21 years to grow out of carbon, The PwC Low Carbon Economy Index
21 years to grow out of carbon, The PwC Low Carbon Economy Index
Lit Ping Low, climate policy and economics specialist with PwC Sustainability & Climate Change team is an author of PwC’s 5th Annual Low Carbon Economy Index.
990GtCO2 (or 270GtC) is the carbon budget for 2012-2100 set out by UN scientists – the Intergovernmental Panel on Climate Change or IPCC. This is what will provide the world with a reasonable chance of limiting temperature increase to 2 degrees Celsius, the threshold of global dangerous irreversible climate impacts.
PwC’s Low Carbon Economy Index (LCEI) published here, considers the carbon intensity of the global economy against this carbon budget. Put simply, the results are alarming.
The global economy averaged a feeble 0.7% reduction in its carbon intensity between 2007 and 2012. At this projected rate of emissions and economic growth, we will have blown the global carbon budget by 2034, using up an 89-year budget in just 21.
The problem we face is that economic growth is currently too carbon intensive.
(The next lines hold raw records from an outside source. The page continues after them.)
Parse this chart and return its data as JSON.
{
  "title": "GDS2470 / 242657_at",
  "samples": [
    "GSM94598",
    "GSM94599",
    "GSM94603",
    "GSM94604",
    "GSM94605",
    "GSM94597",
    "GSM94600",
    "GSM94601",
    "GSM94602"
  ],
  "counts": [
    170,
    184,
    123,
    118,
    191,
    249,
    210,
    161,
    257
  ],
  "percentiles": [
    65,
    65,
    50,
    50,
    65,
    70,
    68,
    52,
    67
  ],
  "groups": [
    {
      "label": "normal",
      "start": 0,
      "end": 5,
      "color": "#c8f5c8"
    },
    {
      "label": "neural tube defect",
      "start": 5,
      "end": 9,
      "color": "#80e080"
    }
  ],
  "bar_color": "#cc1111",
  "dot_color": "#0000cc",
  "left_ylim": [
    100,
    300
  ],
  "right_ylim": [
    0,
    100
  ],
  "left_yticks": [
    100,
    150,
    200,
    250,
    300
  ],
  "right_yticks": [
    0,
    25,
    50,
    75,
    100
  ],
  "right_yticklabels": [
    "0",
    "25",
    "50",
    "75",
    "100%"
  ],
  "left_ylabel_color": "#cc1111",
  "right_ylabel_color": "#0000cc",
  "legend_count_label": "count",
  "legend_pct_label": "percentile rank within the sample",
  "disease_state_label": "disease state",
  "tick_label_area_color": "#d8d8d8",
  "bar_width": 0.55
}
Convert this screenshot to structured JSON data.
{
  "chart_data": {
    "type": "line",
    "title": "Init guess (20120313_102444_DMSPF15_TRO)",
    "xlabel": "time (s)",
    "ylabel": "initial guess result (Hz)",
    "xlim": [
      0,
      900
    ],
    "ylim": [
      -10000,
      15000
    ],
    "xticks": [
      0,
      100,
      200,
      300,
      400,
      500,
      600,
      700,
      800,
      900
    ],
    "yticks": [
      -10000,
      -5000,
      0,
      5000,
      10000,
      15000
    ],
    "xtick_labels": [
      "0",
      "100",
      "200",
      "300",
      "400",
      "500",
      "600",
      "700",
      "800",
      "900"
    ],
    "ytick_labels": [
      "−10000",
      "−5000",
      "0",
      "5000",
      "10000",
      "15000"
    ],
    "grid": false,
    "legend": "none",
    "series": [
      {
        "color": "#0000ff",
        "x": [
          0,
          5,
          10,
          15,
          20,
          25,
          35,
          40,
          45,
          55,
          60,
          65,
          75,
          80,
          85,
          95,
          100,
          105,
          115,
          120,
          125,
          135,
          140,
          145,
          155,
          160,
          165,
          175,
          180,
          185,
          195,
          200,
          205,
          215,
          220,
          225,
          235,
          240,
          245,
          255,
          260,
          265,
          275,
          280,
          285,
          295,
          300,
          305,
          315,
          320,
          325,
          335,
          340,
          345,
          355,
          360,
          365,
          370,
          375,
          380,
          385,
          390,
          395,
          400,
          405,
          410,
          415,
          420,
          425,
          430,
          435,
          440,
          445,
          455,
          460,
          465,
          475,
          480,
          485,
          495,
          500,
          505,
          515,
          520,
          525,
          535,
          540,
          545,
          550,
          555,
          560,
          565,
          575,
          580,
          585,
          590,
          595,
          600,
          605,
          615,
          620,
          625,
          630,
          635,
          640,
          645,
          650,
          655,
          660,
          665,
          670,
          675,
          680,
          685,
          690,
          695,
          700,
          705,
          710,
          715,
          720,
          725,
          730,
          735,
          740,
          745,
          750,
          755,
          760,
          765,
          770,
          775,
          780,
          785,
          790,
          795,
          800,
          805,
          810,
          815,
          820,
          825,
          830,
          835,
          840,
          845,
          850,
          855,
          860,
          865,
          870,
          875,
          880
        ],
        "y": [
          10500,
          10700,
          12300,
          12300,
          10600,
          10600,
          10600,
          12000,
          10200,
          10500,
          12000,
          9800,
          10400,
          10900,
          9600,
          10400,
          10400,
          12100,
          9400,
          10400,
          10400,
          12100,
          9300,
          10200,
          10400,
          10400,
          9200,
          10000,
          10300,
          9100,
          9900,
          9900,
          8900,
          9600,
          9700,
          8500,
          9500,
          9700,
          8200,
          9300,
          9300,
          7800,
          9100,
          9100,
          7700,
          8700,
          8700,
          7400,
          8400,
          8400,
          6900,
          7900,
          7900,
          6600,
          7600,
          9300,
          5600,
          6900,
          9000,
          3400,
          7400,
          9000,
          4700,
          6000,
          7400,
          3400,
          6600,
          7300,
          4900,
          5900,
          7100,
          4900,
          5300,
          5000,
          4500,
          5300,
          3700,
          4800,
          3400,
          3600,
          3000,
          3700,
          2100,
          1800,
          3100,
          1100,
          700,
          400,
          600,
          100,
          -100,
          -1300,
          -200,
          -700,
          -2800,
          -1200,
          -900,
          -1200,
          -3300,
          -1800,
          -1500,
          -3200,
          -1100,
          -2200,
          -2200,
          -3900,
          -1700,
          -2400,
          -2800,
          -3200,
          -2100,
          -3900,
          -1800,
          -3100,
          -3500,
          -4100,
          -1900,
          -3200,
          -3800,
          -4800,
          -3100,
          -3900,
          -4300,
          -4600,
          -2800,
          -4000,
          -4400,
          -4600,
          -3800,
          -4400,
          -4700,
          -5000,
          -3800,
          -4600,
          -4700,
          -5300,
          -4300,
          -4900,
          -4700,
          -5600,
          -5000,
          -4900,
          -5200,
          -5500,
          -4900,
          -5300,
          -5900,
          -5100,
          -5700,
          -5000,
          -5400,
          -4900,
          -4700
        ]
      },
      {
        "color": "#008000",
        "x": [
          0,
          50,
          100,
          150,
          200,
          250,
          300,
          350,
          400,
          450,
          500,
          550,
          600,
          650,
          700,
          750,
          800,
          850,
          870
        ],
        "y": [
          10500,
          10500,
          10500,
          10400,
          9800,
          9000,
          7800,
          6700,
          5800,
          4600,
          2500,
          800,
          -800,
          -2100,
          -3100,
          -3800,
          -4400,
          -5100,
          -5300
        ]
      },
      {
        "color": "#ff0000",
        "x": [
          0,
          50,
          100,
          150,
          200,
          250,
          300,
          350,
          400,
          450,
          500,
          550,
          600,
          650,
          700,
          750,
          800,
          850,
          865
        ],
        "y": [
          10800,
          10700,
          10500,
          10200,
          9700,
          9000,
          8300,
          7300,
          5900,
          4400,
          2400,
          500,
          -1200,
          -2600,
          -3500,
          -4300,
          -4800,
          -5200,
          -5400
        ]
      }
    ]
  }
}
There is little question that economic growth is good for society in general. But the assumption that we can continue to grow will be seriously compromised, if food and water resources are threatened, if coastal population face inundation from sea level rise, or if the biodiversity and ecosystems that support us fail to function.
To keep within this budget, we now need to reduce carbon intensity by 6.0% a year, every year to 2100. We will need a virtually zero-carbon energy system by the end of the century.
Talking about zero-carbon at the end of the century may seem a faraway ideology, but to achieve that we need to halve our carbon intensity in the next ten years. Ten years is well within current decision making frameworks of politicians, businesses and civil society: the average US Senator stay in the Senate for 10.2 years (source: Congressional Research Service), the average CEO is in the top job for 8.1 years (source: Forbes), and the average time of an English owner-occupier in their home is 11 years (source: Office of National Statistics).
Decisions made today will determine not just whether we can grow out of a carbon addiction, but also whether we can preserve the assumption of long term, sustained economic growth. The fate of the global climate system, and some of the fundamentals of economic growth, could be sealed in 21 years. So it is perhaps ironic that 21 years ago in 1992, the UN Framework Convention of Climate Change (UNFCCC) was set up to combat climate change, and whether it is a success or failure would be decided 21 years later from today.